While some doctors just take a glance at reviews, Blair said others will use them to their advantage, posting favorable comments on their website or even taking a look at criticisms and trying to make a change.

Doctors are also looking to connect with patients via Facebook, LinkedIn and other social networking sites. Facebook leads the pack, with 53 percent of ZocDoc practitioners reporting that they have their own page.

Unsurprisingly, the survey found that doctors aged 26 to 55 were 22 times more likely to use social media than those ages 55 to 70. But Baumwell said she hears from older doctors who are getting into it too, or least getting some help from a younger person in the office. She also noted that ZocDoc physicians are overall a more tech-savvy group, since they signed up with the site to begin with.

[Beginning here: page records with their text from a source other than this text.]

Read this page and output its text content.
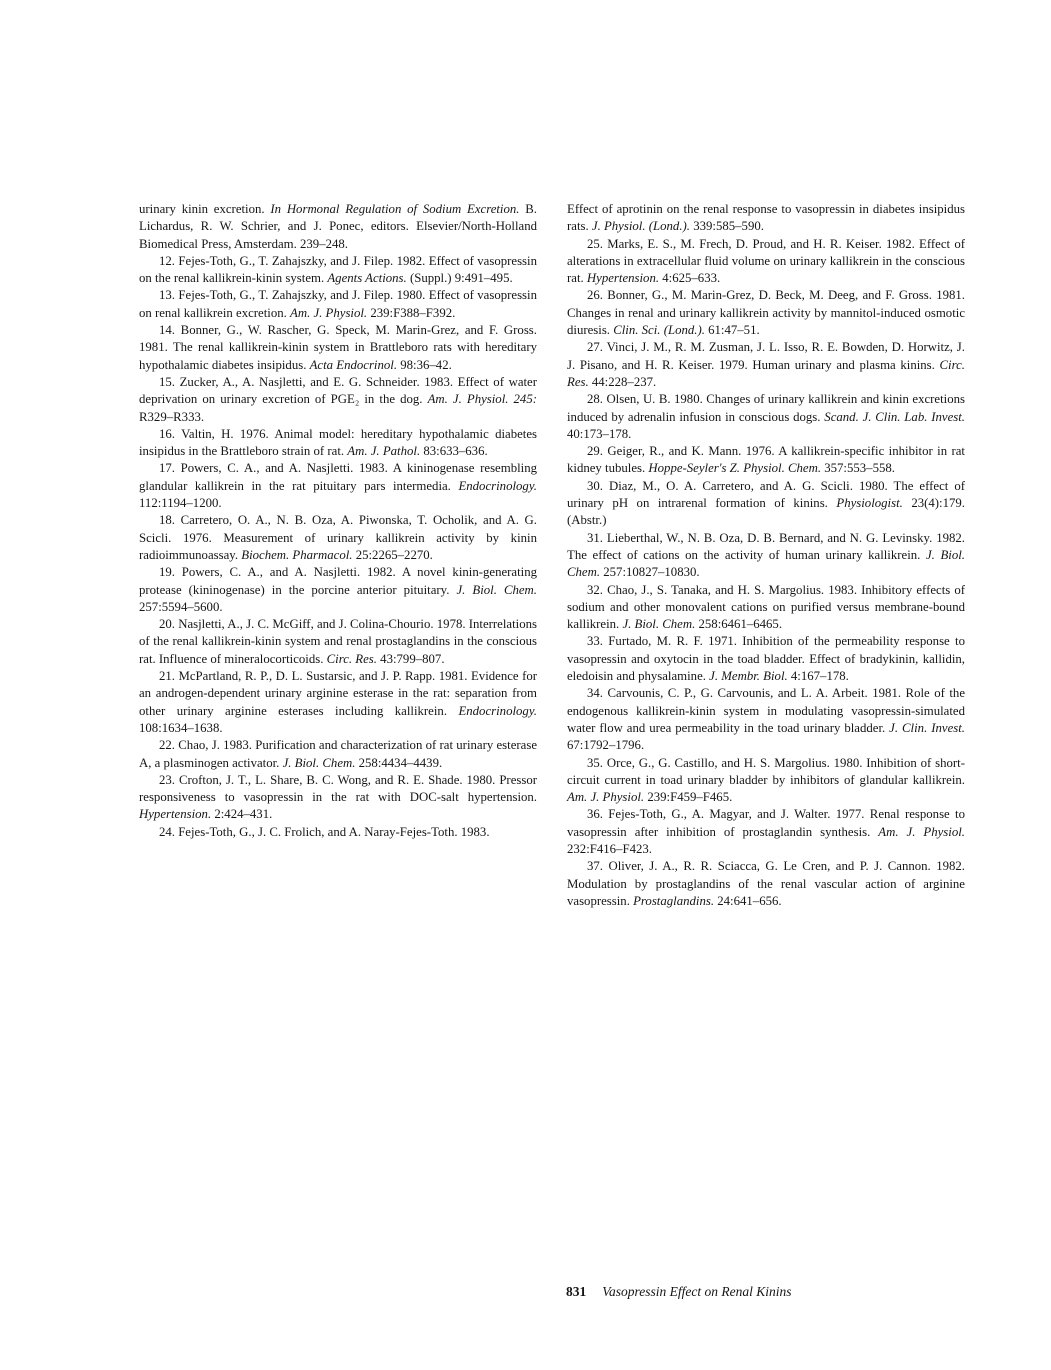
urinary kinin excretion. In Hormonal Regulation of Sodium Excretion. B. Lichardus, R. W. Schrier, and J. Ponec, editors. Elsevier/North-Holland Biomedical Press, Amsterdam. 239–248.

12. Fejes-Toth, G., T. Zahajszky, and J. Filep. 1982. Effect of vasopressin on the renal kallikrein-kinin system. Agents Actions. (Suppl.) 9:491–495.

13. Fejes-Toth, G., T. Zahajszky, and J. Filep. 1980. Effect of vasopressin on renal kallikrein excretion. Am. J. Physiol. 239:F388–F392.

14. Bonner, G., W. Rascher, G. Speck, M. Marin-Grez, and F. Gross. 1981. The renal kallikrein-kinin system in Brattleboro rats with hereditary hypothalamic diabetes insipidus. Acta Endocrinol. 98:36–42.

15. Zucker, A., A. Nasjletti, and E. G. Schneider. 1983. Effect of water deprivation on urinary excretion of PGE₂ in the dog. Am. J. Physiol. 245: R329–R333.

16. Valtin, H. 1976. Animal model: hereditary hypothalamic diabetes insipidus in the Brattleboro strain of rat. Am. J. Pathol. 83:633–636.

17. Powers, C. A., and A. Nasjletti. 1983. A kininogenase resembling glandular kallikrein in the rat pituitary pars intermedia. Endocrinology. 112:1194–1200.

18. Carretero, O. A., N. B. Oza, A. Piwonska, T. Ocholik, and A. G. Scicli. 1976. Measurement of urinary kallikrein activity by kinin radioimmunoassay. Biochem. Pharmacol. 25:2265–2270.

19. Powers, C. A., and A. Nasjletti. 1982. A novel kinin-generating protease (kininogenase) in the porcine anterior pituitary. J. Biol. Chem. 257:5594–5600.

20. Nasjletti, A., J. C. McGiff, and J. Colina-Chourio. 1978. Interrelations of the renal kallikrein-kinin system and renal prostaglandins in the conscious rat. Influence of mineralocorticoids. Circ. Res. 43:799–807.

21. McPartland, R. P., D. L. Sustarsic, and J. P. Rapp. 1981. Evidence for an androgen-dependent urinary arginine esterase in the rat: separation from other urinary arginine esterases including kallikrein. Endocrinology. 108:1634–1638.

22. Chao, J. 1983. Purification and characterization of rat urinary esterase A, a plasminogen activator. J. Biol. Chem. 258:4434–4439.

23. Crofton, J. T., L. Share, B. C. Wong, and R. E. Shade. 1980. Pressor responsiveness to vasopressin in the rat with DOC-salt hypertension. Hypertension. 2:424–431.

24. Fejes-Toth, G., J. C. Frolich, and A. Naray-Fejes-Toth. 1983.

Effect of aprotinin on the renal response to vasopressin in diabetes insipidus rats. J. Physiol. (Lond.). 339:585–590.

25. Marks, E. S., M. Frech, D. Proud, and H. R. Keiser. 1982. Effect of alterations in extracellular fluid volume on urinary kallikrein in the conscious rat. Hypertension. 4:625–633.

26. Bonner, G., M. Marin-Grez, D. Beck, M. Deeg, and F. Gross. 1981. Changes in renal and urinary kallikrein activity by mannitol-induced osmotic diuresis. Clin. Sci. (Lond.). 61:47–51.

27. Vinci, J. M., R. M. Zusman, J. L. Isso, R. E. Bowden, D. Horwitz, J. J. Pisano, and H. R. Keiser. 1979. Human urinary and plasma kinins. Circ. Res. 44:228–237.

28. Olsen, U. B. 1980. Changes of urinary kallikrein and kinin excretions induced by adrenalin infusion in conscious dogs. Scand. J. Clin. Lab. Invest. 40:173–178.

29. Geiger, R., and K. Mann. 1976. A kallikrein-specific inhibitor in rat kidney tubules. Hoppe-Seyler's Z. Physiol. Chem. 357:553–558.

30. Diaz, M., O. A. Carretero, and A. G. Scicli. 1980. The effect of urinary pH on intrarenal formation of kinins. Physiologist. 23(4):179. (Abstr.)

31. Lieberthal, W., N. B. Oza, D. B. Bernard, and N. G. Levinsky. 1982. The effect of cations on the activity of human urinary kallikrein. J. Biol. Chem. 257:10827–10830.

32. Chao, J., S. Tanaka, and H. S. Margolius. 1983. Inhibitory effects of sodium and other monovalent cations on purified versus membrane-bound kallikrein. J. Biol. Chem. 258:6461–6465.

33. Furtado, M. R. F. 1971. Inhibition of the permeability response to vasopressin and oxytocin in the toad bladder. Effect of bradykinin, kallidin, eledoisin and physalamine. J. Membr. Biol. 4:167–178.

34. Carvounis, C. P., G. Carvounis, and L. A. Arbeit. 1981. Role of the endogenous kallikrein-kinin system in modulating vasopressin-simulated water flow and urea permeability in the toad urinary bladder. J. Clin. Invest. 67:1792–1796.

35. Orce, G., G. Castillo, and H. S. Margolius. 1980. Inhibition of short-circuit current in toad urinary bladder by inhibitors of glandular kallikrein. Am. J. Physiol. 239:F459–F465.

36. Fejes-Toth, G., A. Magyar, and J. Walter. 1977. Renal response to vasopressin after inhibition of prostaglandin synthesis. Am. J. Physiol. 232:F416–F423.

37. Oliver, J. A., R. R. Sciacca, G. Le Cren, and P. J. Cannon. 1982. Modulation by prostaglandins of the renal vascular action of arginine vasopressin. Prostaglandins. 24:641–656.

831 Vasopressin Effect on Renal Kinins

Overall, Baumwell said she thinks the survey results bode well for the future of doctors' online presence.

"Patients really are going online to get info about their health care, and doctors are taking notice of it," said Baumwell. "That's important because if they don't, they'll get left behind and miss out on a great way to engage with patients and each other, and share information. They are thought leaders who are seeing medicine first hand, and it's great to see them getting online and sharing wisdom."